Blair being Blair, of course, he is unable to stop there. He goes on to redefine Islam in his own image, and expect Muslims to follow his lead. He says:
The tragedy of this is that the authentic basis of Islam, as laid down in the Qur'an, is progressive, humanitarian, sees knowledge and scientific advance as a duty, which is why for centuries Islam was the fount of so much invention and innovation. Fundamental Islam is actually the opposite of what the extremists preach.
This is where Tonly Blair and I, after that brief unaccustomed agreement, part company. Blair's enthusiasm for Islam - coupled with the belief that he is better able to define its true nature than the majority of the world's Muslims, including most leading Islamic clerics - is one of the most puzzling aspects of his admittedly very strange psychology. Despite all evidence to the contrary, he appears to believe that Islam is little more than a theological interpretation of New Labour. Has he not noticed the intense pressure coming from the governments of the Islamist Conference to make criticism of Islam an international crime comparable to genocide or torture? Few of them are dominated by Islamists.
Blair always makes a great deal of his reading of the Koran, and the inspiration he finds in it. In his recent interview with Johann Hari for a gay magazine, which became notorious for its criticism of the Pope, he described the Koran as "an extraordinary, progressive – revolutionarily progressive – document for its time". I, too, have attempted to read the Koran, but I cannot find the enlightened modernity praised by Blair. Far from it.
I won't trot out the violent verses that, taken out of context, provide ammunition for jihadists and Islamophobes alike. The Koran isn't all, or even mainly, a call to religious violence. But to view it as some sort of leftist-liberal manifesto is utterly absurd. It is both ignorant and unfair to the Koran itself, which is very clear about its own priorities. It presents itself as a return to the pure faith of Abraham. It addresses itself to the Arabs, who are exhorted to turn away from paganism and submit to Allah. But it also contains strong critiques of both Judaism and Christianity: theological, rather than social, critiques.
Needless to say, there are good principles to be found there. But I've never read in the Koran anything that wasn't said, much better, a thousand years before. What has Blair discovered? His enthusiasm for Islam goes far beyond the niceties of interfaith dialogue. Nor does he seem to have equally awestruck reverence for any other religion, even his own. Blair sees in the Koran things that no-one else, Muslim or otherwise, has ever been able to detect there, or wanted to. It's weird.

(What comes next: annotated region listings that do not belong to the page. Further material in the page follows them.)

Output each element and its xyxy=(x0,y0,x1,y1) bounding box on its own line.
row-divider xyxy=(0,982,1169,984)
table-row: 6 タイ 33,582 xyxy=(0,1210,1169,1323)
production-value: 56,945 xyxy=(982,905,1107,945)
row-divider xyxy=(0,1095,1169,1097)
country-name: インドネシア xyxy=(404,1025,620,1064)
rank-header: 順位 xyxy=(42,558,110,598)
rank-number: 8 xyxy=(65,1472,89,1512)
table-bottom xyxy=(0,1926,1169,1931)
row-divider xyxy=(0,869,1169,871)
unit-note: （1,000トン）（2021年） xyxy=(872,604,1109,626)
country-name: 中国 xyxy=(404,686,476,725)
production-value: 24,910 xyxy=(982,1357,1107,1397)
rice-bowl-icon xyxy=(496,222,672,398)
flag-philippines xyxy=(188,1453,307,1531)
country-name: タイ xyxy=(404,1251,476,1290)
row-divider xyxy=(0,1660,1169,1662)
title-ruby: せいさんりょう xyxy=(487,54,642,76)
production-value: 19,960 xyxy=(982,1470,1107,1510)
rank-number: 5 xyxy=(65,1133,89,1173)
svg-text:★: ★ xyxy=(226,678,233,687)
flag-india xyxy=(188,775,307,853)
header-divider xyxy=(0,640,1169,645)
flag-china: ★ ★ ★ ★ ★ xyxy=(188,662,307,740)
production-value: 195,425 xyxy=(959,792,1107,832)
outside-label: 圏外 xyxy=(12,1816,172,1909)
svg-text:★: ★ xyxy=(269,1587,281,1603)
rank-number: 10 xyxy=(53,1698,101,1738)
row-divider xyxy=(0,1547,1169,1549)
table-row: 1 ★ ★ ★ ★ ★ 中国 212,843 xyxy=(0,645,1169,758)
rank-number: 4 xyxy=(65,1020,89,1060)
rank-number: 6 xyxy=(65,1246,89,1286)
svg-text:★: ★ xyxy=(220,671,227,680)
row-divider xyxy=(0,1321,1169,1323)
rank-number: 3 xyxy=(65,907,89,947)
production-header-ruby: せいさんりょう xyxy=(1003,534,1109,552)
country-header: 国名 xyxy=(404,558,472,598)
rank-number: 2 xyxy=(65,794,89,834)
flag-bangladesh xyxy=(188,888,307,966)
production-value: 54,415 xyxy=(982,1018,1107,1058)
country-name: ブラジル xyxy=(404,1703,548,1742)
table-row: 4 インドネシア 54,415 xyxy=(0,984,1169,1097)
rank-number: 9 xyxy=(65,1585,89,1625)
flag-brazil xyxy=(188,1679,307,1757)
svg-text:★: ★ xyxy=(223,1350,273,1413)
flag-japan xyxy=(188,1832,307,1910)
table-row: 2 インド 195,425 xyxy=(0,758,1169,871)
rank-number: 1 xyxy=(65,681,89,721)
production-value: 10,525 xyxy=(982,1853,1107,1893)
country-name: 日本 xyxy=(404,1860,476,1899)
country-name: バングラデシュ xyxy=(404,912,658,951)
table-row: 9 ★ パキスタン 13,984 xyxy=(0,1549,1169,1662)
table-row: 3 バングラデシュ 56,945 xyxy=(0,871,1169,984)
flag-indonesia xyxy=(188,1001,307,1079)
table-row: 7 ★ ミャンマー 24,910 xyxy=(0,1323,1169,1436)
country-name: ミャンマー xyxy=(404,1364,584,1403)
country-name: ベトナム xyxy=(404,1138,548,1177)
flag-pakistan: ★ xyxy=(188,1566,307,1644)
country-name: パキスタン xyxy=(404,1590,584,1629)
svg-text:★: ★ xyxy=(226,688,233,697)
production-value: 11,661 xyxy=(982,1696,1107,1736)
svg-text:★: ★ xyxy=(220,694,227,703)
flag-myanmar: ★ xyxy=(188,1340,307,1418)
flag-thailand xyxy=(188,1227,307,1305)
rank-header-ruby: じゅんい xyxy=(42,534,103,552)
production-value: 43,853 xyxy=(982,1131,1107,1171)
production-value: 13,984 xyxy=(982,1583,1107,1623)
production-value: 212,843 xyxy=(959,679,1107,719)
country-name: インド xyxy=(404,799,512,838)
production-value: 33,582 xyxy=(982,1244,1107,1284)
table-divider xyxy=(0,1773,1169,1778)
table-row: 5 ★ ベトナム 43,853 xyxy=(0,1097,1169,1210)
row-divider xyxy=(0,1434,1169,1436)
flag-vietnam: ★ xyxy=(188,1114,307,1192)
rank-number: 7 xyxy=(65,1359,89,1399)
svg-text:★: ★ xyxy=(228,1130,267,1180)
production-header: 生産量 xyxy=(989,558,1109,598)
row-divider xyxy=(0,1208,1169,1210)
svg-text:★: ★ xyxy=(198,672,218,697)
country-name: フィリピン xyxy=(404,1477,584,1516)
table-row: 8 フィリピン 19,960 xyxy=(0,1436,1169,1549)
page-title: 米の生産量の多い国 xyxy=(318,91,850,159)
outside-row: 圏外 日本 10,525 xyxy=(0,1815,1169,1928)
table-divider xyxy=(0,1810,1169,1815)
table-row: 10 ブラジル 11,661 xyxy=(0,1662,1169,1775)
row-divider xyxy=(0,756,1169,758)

But now I seem to be embarked on my usual Blair-bashing. And I promised I wouldn't. So I'll leave you with this thought, which I can wholeheartedly endorse:
We have to re-discover some confidence and conviction in who we are, how far we've come and what we believe in. By the way, I think this even about the economic crisis. It is severe. It's going to be really, really hard. But we will get through it and not by abandoning the market or open economic system but by learning our lessons and adjusting the system in a way that makes it better. But on any basis, this system has delivered amazing leaps forward in prosperity for our citizens and we shouldn't, amongst the gloom, forget it.
I never thought I'd say it, but I could almost learn to love Tony.